Bom Waktu

30 9 4
                                    

****

"HAH? YANG BENER LO??"

"..."

"Hahh.. Yaudah, jaga diri baik-baik ye?"

Sambungan telepon tersebut di biarkan putus secara sepihak setelah helaan napas yang lebih berat keluar begitu saja.

Raga tidak tau pasti apa yang terjadi di sekolah hari ini, kecuali mendengar cerita dari Dito di telepon baru saja. Kendati begitu dirinya tetap tidak bisa tenang karena ada dua kemungkinan yang sangat Raga benci setiap kali Dito meluangkan waktu untuk bercerita dengan nya.

"Raga! Mau zuppa soup nggak? Tadi Ayah baru selesai bikin."

Pertama, laki-laki itu tidak ingin dirinya mendengar cerita dari orang lain, yang mungkin saja dilebih-lebihkan.

"Masih anget nih! Mau nggak, Sayang?!"

Wanita itu masih berjalan dengan langkah nya yang penuh keyakinan, memancarkan aura mahal setiap kali kaki nya menapakkan satu langkah di tanah. Gaun satin berwarna maroon itu berhasil menambah kesan elegan dan semakin membuat orang-orang disana semakin fokus pada langkah wanita tersebut.
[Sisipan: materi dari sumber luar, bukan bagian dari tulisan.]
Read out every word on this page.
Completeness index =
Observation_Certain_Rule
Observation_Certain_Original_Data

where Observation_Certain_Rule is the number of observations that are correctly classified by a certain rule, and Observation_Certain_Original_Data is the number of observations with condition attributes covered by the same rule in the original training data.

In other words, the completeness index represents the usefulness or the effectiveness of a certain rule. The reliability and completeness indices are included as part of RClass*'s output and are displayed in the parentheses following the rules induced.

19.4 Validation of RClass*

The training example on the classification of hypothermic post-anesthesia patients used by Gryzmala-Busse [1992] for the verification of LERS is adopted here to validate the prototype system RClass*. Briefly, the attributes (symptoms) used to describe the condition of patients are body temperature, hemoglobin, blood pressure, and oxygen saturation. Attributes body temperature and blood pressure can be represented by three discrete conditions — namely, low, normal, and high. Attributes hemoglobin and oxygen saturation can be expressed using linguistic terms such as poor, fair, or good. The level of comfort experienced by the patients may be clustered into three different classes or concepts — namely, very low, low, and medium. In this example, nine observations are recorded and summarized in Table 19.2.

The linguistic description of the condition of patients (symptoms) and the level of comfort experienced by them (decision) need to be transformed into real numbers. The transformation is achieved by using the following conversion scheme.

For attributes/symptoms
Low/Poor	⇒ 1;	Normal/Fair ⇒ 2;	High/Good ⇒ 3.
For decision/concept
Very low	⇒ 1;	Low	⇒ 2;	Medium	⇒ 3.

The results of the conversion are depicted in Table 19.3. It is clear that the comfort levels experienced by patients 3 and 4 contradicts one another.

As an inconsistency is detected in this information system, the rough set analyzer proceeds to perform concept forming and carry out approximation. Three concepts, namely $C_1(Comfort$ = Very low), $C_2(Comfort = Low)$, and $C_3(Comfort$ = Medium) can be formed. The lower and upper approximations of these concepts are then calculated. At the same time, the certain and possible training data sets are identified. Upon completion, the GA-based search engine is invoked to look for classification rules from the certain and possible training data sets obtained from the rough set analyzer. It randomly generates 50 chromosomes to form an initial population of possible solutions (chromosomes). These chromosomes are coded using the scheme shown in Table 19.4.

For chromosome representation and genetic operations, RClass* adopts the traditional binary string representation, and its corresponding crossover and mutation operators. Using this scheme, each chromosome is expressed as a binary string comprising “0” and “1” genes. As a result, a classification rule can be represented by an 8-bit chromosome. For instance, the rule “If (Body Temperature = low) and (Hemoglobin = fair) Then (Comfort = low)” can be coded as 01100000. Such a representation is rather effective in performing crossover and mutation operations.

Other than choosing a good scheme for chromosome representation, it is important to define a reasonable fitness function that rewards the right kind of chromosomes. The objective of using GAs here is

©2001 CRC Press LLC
Sampai pada akhirnya wangi parfum Lavender memenuhi penciuman Raga. Senyuman yang sejak dulu selalu memenuhi hari-hari nya itu, masih bertengger disana dengan cantik. Membuat Raga seakan lupa kalau—

"Ini masih anget banget. Fresh from the oven!"

"Makasih ya Bunda cantik!"

kedua, laki-laki itu menceritakan nya sendiri namun ada bagian yang sengaja laki-laki itu tutupi dengan rumpang yang tidak akan pernah dirinya sentuh.

Cantika semakin melebarkan senyum tak lupa mengusap pelan surai lembut milik Raga. Sedikit terkesiap karena untuk ukuran anak laki-laki, ternyata Raga begitu menjaga kesehatan rambut nya.

Rambut hitam itu begitu halus, masih sama seperti dulu.

"Kamu selalu jaga kesehatan rambut kamu, ya?"

Pertanyaan tak terduga di tengah-tengah dirinya menikmati zuppa soup itu terpaksa membuat nya berhenti. Tanpa sadar mengangkat kedua alis nya yang sudah melengkung sempurna.

"Halus banget, rambut Bunda kayak nya kalah deh."

Tanpa sadar dengusan yang di sertai tawa meluncur bebas begitu saja darinya, memandang Cantika polos seolah-olah mereka baru bertemu untuk yang pertama kali.

"Bunda nggak sadar ya?"

"Apa?"

Tangan halus yang aneh nya tidak di penuhi keriput itu kini beralih menjadi berada di genggaman Raga. Sesaat ia habis kan beberapa menit ke depan hanya untuk mengamati tangan Cantika yang sangat halus, kulit nya yang putih kemerahan, jemari nya yang begitu lentik, sampai kuku nya yang di biarkan tanpa warna hari ini.

Semua itu tidak luput dari pandangan Raga. Segala sesuatu tentang Bunda selalu menjadi keindahan yang tidak akan pernah Raga lupakan begitu saja.

"Rambut Ayah jauh lebih halus daripada punya Raga."

Pernyataan tersebut membuat Cantika terhenyak, lantas mulai mengingat dan bagai ada bohlam lampu di kepala nya. Ternyata jauh sebelum hari ini ia mengusap rambut anak nya, ada kepala yang lebih dulu dirinya usap.

Tawa indah nya meluncur begitu saja sedikit meringankan beban yang akan menjadi beban pikiran nya malam ini.

"Hahaha bener juga, kok Bunda bisa lupa, ya?"